Amid complaints about “malign foreign influence”, “hostile states” with their “hybrid strategies” and “the storms of this unstable world”, we are reminded of the success story of “a community that came together and, with government support, restores its local pub in Tafarn y Plu”.
That one pub is restored is celebrated. But thousands of British pubs, which are an icon of genuine British culture and cohesion, close every single year. Many of the closed pubs in areas such as Tower Hamlets have been converted into Islamic community centres or mosques.
Amid warnings of declining trust in institutions, “frayed” cohesion and “extremist narratives and disinformation”, we are presented with the banal primary-school cliché that “people show pride in their country and their community through their work supporting friends…”
This surreal attitude is reflected in the policy measures, which combine the banal and the authoritarian. The industrial-scale rape by grooming gangs and the billions spent on asylum hotels for incoming migrants are merely a new version of the “UK Town of Culture” competition.
But in that competition the first prize is £3 million. In the nightmare of multiculturalism, the reward for the most fortunate is that daughters are lucky enough not to be raped and sons avoid being stabbed or shot.
Britons are encouraged to report “hate crime” against Muslims, but are imprisoned if they demonstrate against the rape of young British girls.
Approximately £1.5 billion will be spent on “cultural organisations”, with a further £150 million to “rebuild trust in our high streets”. At the same time, youth gangs attack shops and steal everything they can, as Clapham has recently experienced. There are few white Britons participating in these disturbances. Employees who resist are dismissed.
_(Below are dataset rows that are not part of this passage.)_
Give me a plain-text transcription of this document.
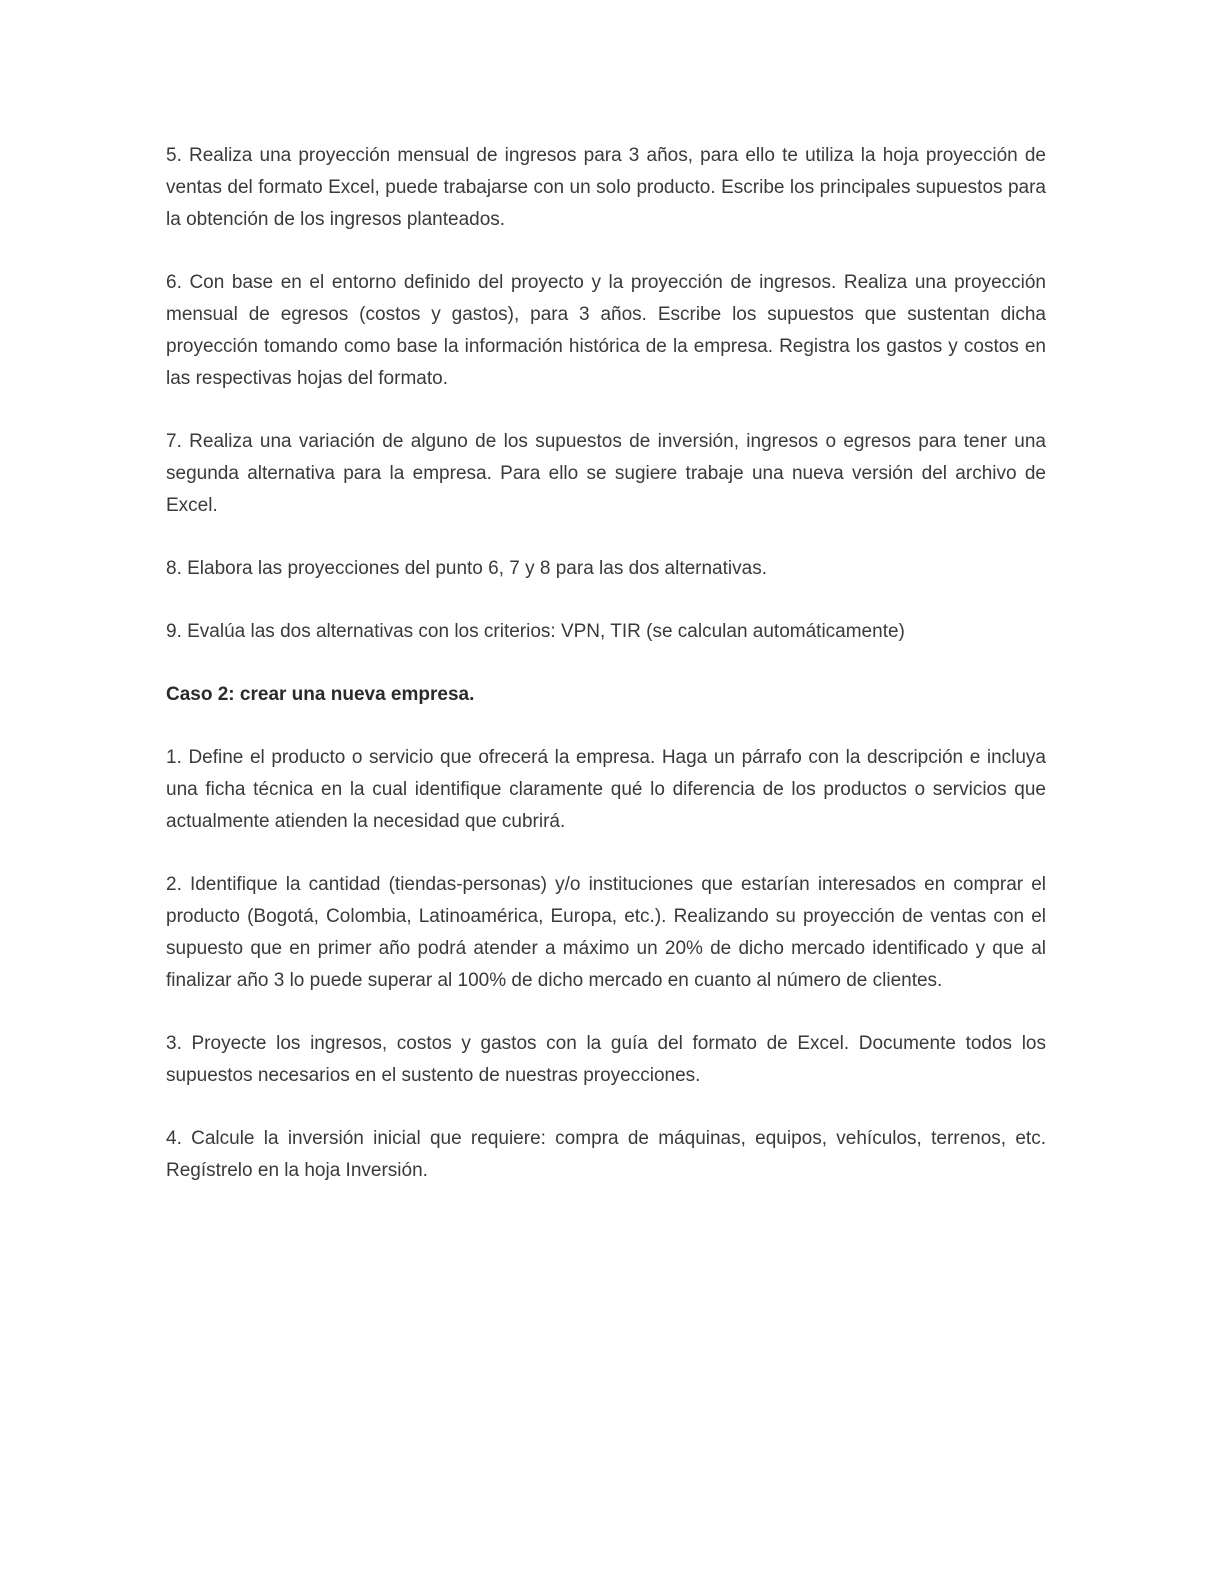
5. Realiza una proyección mensual de ingresos para 3 años, para ello te utiliza la hoja proyección de ventas del formato Excel, puede trabajarse con un solo producto. Escribe los principales supuestos para la obtención de los ingresos planteados.

6. Con base en el entorno definido del proyecto y la proyección de ingresos. Realiza una proyección mensual de egresos (costos y gastos), para 3 años. Escribe los supuestos que sustentan dicha proyección tomando como base la información histórica de la empresa. Registra los gastos y costos en las respectivas hojas del formato.

7. Realiza una variación de alguno de los supuestos de inversión, ingresos o egresos para tener una segunda alternativa para la empresa. Para ello se sugiere trabaje una nueva versión del archivo de Excel.

8. Elabora las proyecciones del punto 6, 7 y 8 para las dos alternativas.

9. Evalúa las dos alternativas con los criterios: VPN, TIR (se calculan automáticamente)

Caso 2: crear una nueva empresa.

1. Define el producto o servicio que ofrecerá la empresa. Haga un párrafo con la descripción e incluya una ficha técnica en la cual identifique claramente qué lo diferencia de los productos o servicios que actualmente atienden la necesidad que cubrirá.

2. Identifique la cantidad (tiendas-personas) y/o instituciones que estarían interesados en comprar el producto (Bogotá, Colombia, Latinoamérica, Europa, etc.). Realizando su proyección de ventas con el supuesto que en primer año podrá atender a máximo un 20% de dicho mercado identificado y que al finalizar año 3 lo puede superar al 100% de dicho mercado en cuanto al número de clientes.

3. Proyecte los ingresos, costos y gastos con la guía del formato de Excel. Documente todos los supuestos necesarios en el sustento de nuestras proyecciones.

4. Calcule la inversión inicial que requiere: compra de máquinas, equipos, vehículos, terrenos, etc. Regístrelo en la hoja Inversión.
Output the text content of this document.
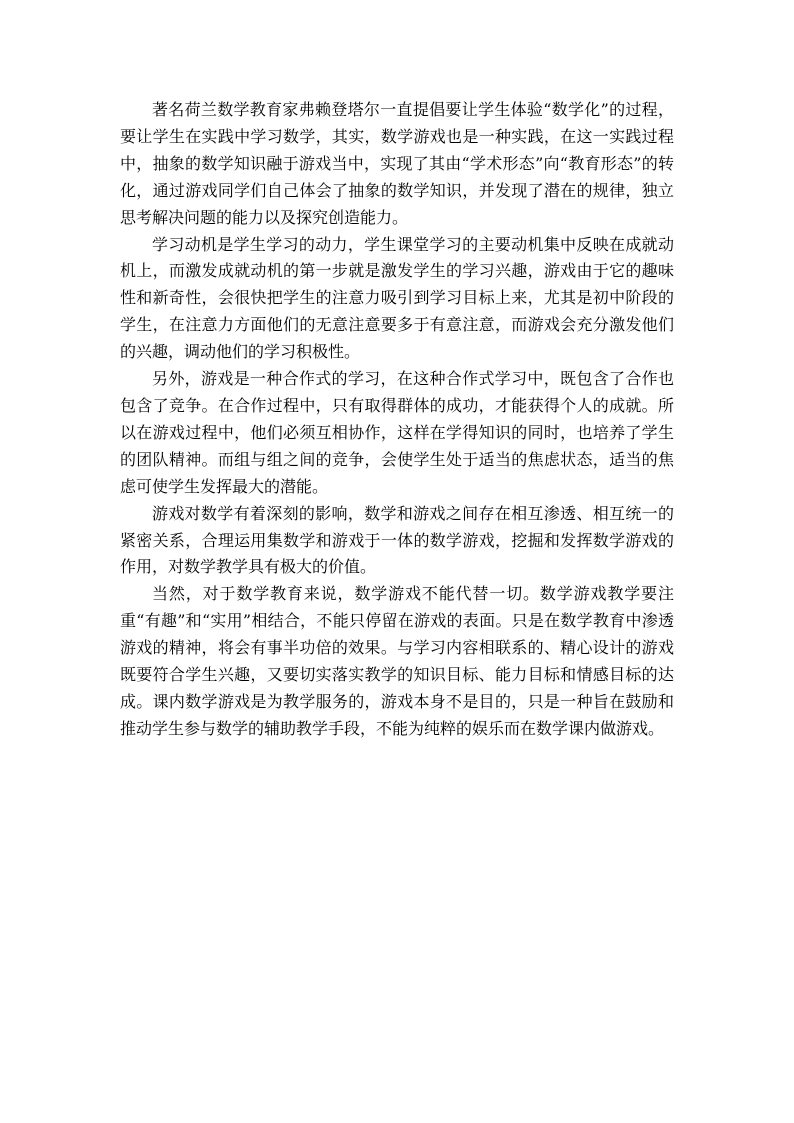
著名荷兰数学教育家弗赖登塔尔一直提倡要让学生体验“数学化”的过程，要让学生在实践中学习数学，其实，数学游戏也是一种实践，在这一实践过程中，抽象的数学知识融于游戏当中，实现了其由“学术形态”向“教育形态”的转化，通过游戏同学们自己体会了抽象的数学知识，并发现了潜在的规律，独立思考解决问题的能力以及探究创造能力。

学习动机是学生学习的动力，学生课堂学习的主要动机集中反映在成就动机上，而激发成就动机的第一步就是激发学生的学习兴趣，游戏由于它的趣味性和新奇性，会很快把学生的注意力吸引到学习目标上来，尤其是初中阶段的学生，在注意力方面他们的无意注意要多于有意注意，而游戏会充分激发他们的兴趣，调动他们的学习积极性。

另外，游戏是一种合作式的学习，在这种合作式学习中，既包含了合作也包含了竞争。在合作过程中，只有取得群体的成功，才能获得个人的成就。所以在游戏过程中，他们必须互相协作，这样在学得知识的同时，也培养了学生的团队精神。而组与组之间的竞争，会使学生处于适当的焦虑状态，适当的焦虑可使学生发挥最大的潜能。

游戏对数学有着深刻的影响，数学和游戏之间存在相互渗透、相互统一的紧密关系，合理运用集数学和游戏于一体的数学游戏，挖掘和发挥数学游戏的作用，对数学教学具有极大的价值。

当然，对于数学教育来说，数学游戏不能代替一切。数学游戏教学要注重“有趣”和“实用”相结合，不能只停留在游戏的表面。只是在数学教育中渗透游戏的精神，将会有事半功倍的效果。与学习内容相联系的、精心设计的游戏既要符合学生兴趣，又要切实落实教学的知识目标、能力目标和情感目标的达成。课内数学游戏是为教学服务的，游戏本身不是目的，只是一种旨在鼓励和推动学生参与数学的辅助教学手段，不能为纯粹的娱乐而在数学课内做游戏。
The British will draw up an action plan against waste crime, and Ofcom will pursue “harmful” content on Netflix. The Online Safety Act (OSA) may well be strengthened with additional “emergency powers”, as Whitehall continues to act as though the Southport killings would never have occurred had it not been for social media.
Despite all the extensive concern regarding harmful “extremism” and destabilising global trends, it is apparently online expressions that nervous officials have determined to be the real cause of our problems.
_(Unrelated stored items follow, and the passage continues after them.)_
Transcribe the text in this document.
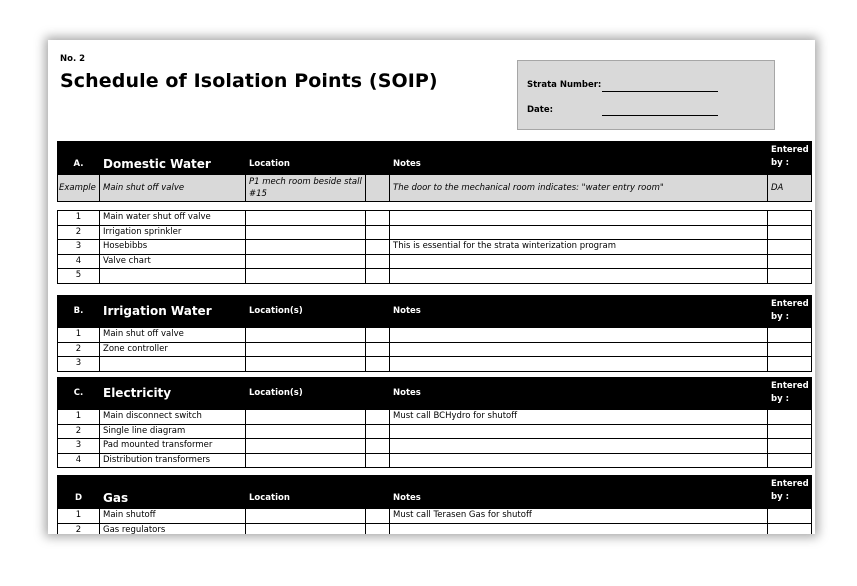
No. 2
Schedule of Isolation Points (SOIP)	Strata Number:
Date:
A.	Domestic Water	Location		Notes	Entered by :
Example	Main shut off valve	P1 mech room beside stall #15		The door to the mechanical room indicates: "water entry room"	DA

1	Main water shut off valve				
2	Irrigation sprinkler				
3	Hosebibbs			This is essential for the strata winterization program	
4	Valve chart				
5					
B.	Irrigation Water	Location(s)		Notes	Entered by :
1	Main shut off valve				
2	Zone controller				
3					
C.	Electricity	Location(s)		Notes	Entered by :
1	Main disconnect switch			Must call BCHydro for shutoff	
2	Single line diagram				
3	Pad mounted transformer				
4	Distribution transformers				
D	Gas	Location		Notes	Entered by :
1	Main shutoff			Must call Terasen Gas for shutoff	
2	Gas regulators				
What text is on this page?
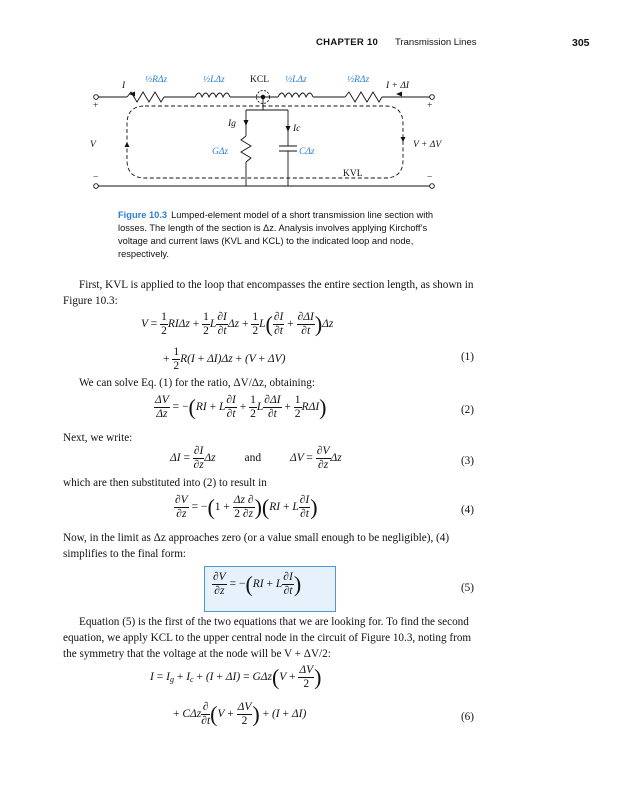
CHAPTER 10 Transmission Lines	305
½RΔz	½LΔz	KCL ½LΔz	½RΔz
I	I + ΔI
V	V + ΔV
Ig	Ic
GΔz	CΔz
KVL
+	+
−	−
Figure 10.3 Lumped-element model of a short transmission line section with losses. The length of the section is Δz. Analysis involves applying Kirchoff’s voltage and current laws (KVL and KCL) to the indicated loop and node, respectively.
First, KVL is applied to the loop that encompasses the entire section length, as shown in Figure 10.3:
$V = \frac{1}{2}$ $RI\Delta z + \frac{1}{2}$ L $\frac{\partial I}{\partial t}$ $\Delta z + \frac{1}{2} L( \frac{\partial I}{\partial t} + \frac{\partial\Delta I}{\partial t} )\Delta z$
+ $\frac{1}{2} R(I + \Delta I)\Delta z + (V + \Delta V)$	(1)
We can solve Eq. (1) for the ratio, ΔV/Δz, obtaining:
$\frac{\Delta V}{\Delta z} = -(RI + L \frac{\partial I}{\partial t} + \frac{1}{2}$ L $\frac{\partial\Delta I}{\partial t} + \frac{1}{2} R\Delta I$)	(2)
Next, we write:
$\Delta I = \frac{\partial I}{\partial z}$ Δz and $\Delta V = \frac{\partial V}{\partial z}$ Δz	(3)
which are then substituted into (2) to result in
$\frac{\partial V}{\partial z} = -(1 + \frac{\Delta z \partial}{2 \partial z} )(RI + L \frac{\partial I}{\partial t}$ )	(4)
Now, in the limit as Δz approaches zero (or a value small enough to be negligible), (4) simplifies to the final form:
$\frac{\partial V}{\partial z} = -(RI + L \frac{\partial I}{\partial t}$ )	(5)
Equation (5) is the first of the two equations that we are looking for. To find the second equation, we apply KCL to the upper central node in the circuit of Figure 10.3, noting from the symmetry that the voltage at the node will be V + ΔV/2:
$I = I_g + I_c + (I + \Delta I) = G\Delta z(V + \frac{\Delta V}{2}$ )
+ CΔz $\frac{\partial}{\partial t} (V + \frac{\Delta V}{2}$ ) + (I + ΔI)	(6)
To address what Steve Reed calls “online echo chambers amplified by malicious algorithms”, the government states that it must proceed to “secure online spaces” as soon as possible.
The current powers of the OSA are to come into force “as soon as possible”. The Chief Scientific Adviser, who leads SAGE, is to prepare a report on “misinformation”.
Parents and carers in Yorkshire and the Midlands will be offered “practical tools to help children build resilience against harmful, divisive and polarising content online”. Whether any of this will genuinely improve “cohesion” is highly doubtful, and measures against immigrants who commit rape and serious violence do not appear on the list.
The Labour government’s cohesion plan is, like many before it, presented as the path to making the United Kingdom more “confident, cohesive and resilient”. In reality, this bizarre smorgasbord of restrictions on expression, municipal cultural initiatives and unsubtle ethnic appeasement will do little to achieve these aims.
Both Britons, Norwegians and other Europeans require rather more honesty. Our leaders must acknowledge that multiculturalism does not function, and that mass immigration was always indefensible, foolish and entirely undemocratic.
Our ineffectual politicians have imposed upon us an enormous social burden that urgently needs to be addressed. It is likely already too late.
It is for this reason that prominent academics are now warning of an imminent civil war. For ordinary Europeans have had enough.